Late Assignments: No late work! No exceptions! All assignments are due on the date, time, and location specified in the syllabus. It is your responsibility to keep track of when and where assignments are due. **NO EXTENSIONS WILL BE GIVEN. ** Please plan ahead as accidents do occur (computers crash, printers run out of toner, networks go down, illnesses descend, hangovers happen, existential crises arise, breakups take their toll, etc.).
Email: I will send assignment reminders, reading updates, and information to your college email, so please check frequently (at least once a day). If you have questions about the content and/or responsibilities of the class, please email me. Emails will be returned within 24 hours of their receipt with the exception of weekends and holidays. I will answer emails about assignments UP TO 24 HOURS before the due date/time. Please do not contact me, however, for information that can be found in the syllabus, with the exception of legitimate clarification. And make sure that each email is addressed to Professor Loza and includes your full name somewhere in the body of the email.

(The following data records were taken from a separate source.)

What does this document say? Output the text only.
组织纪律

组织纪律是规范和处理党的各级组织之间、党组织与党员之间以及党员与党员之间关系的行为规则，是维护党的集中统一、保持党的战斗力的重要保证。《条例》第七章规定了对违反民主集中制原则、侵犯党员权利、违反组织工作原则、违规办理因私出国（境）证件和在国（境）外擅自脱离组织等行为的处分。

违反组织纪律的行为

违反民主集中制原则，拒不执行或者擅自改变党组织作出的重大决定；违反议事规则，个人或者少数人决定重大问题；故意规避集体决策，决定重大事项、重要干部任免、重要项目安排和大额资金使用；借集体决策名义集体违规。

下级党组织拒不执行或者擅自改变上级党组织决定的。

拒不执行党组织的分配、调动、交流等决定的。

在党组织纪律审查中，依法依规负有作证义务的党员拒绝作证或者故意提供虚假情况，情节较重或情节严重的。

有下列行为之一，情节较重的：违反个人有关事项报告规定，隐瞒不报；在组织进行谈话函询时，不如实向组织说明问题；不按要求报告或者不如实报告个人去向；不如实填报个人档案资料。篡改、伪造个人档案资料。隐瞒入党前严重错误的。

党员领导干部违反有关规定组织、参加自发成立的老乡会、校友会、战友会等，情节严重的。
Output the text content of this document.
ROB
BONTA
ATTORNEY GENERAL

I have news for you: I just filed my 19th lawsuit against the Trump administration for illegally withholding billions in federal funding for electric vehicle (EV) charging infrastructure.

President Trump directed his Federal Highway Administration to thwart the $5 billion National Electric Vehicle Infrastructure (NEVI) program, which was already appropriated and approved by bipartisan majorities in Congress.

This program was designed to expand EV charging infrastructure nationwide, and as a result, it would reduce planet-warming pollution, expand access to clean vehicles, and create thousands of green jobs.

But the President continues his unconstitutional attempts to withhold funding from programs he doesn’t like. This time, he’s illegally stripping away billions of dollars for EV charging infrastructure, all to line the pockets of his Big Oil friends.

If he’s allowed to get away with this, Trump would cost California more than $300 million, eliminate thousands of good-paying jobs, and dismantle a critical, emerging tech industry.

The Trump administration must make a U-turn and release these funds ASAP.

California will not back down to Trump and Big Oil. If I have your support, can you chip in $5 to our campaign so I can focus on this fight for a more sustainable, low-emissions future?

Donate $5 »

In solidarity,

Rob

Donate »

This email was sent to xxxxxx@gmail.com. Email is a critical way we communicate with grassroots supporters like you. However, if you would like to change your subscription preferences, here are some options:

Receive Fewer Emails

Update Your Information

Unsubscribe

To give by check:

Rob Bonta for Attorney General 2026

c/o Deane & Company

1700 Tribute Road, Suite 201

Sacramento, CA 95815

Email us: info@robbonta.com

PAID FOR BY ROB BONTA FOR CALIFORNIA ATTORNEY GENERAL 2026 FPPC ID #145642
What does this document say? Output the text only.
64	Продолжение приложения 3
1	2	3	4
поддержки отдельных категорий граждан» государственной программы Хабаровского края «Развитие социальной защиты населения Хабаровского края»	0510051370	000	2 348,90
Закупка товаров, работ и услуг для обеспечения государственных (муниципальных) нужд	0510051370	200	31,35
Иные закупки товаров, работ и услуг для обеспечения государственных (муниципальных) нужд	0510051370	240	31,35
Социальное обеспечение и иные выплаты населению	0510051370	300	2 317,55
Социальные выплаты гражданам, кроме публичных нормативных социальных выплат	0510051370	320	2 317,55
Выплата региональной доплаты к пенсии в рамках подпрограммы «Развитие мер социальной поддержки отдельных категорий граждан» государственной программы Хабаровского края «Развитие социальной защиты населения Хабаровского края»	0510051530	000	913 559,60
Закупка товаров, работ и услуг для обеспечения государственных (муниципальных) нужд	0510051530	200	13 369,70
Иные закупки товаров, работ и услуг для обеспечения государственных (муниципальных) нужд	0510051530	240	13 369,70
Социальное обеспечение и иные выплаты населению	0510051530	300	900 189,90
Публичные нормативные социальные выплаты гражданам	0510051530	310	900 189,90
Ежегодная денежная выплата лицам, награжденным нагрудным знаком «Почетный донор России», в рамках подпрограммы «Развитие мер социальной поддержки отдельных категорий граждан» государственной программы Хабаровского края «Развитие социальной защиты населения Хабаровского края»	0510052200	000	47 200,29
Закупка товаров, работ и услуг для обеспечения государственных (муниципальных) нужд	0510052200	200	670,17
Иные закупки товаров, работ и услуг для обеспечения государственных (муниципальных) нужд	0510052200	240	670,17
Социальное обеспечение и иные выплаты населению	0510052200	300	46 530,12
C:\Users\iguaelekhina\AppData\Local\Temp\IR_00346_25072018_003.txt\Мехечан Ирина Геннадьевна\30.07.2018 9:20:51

Plagiarism: Plagiarism is a very serious offense and will not be tolerated. If a student is found guilty of plagiarism he or she will not receive an evaluation for this class, and the case will be handed over to the Dean for disciplinary action. If you use the words or ideas of others you must clearly identify the source in your work (that includes any information found on the web!). Direct quotations must be placed in quotation marks and their sources cited. Paraphrased sources should also be acknowledged. If you are unclear what constitutes plagiarism, consult the Professor before handing your work in. Ignorance of what constitutes plagiarism is not a defense. It is your responsibility to be sure beforehand.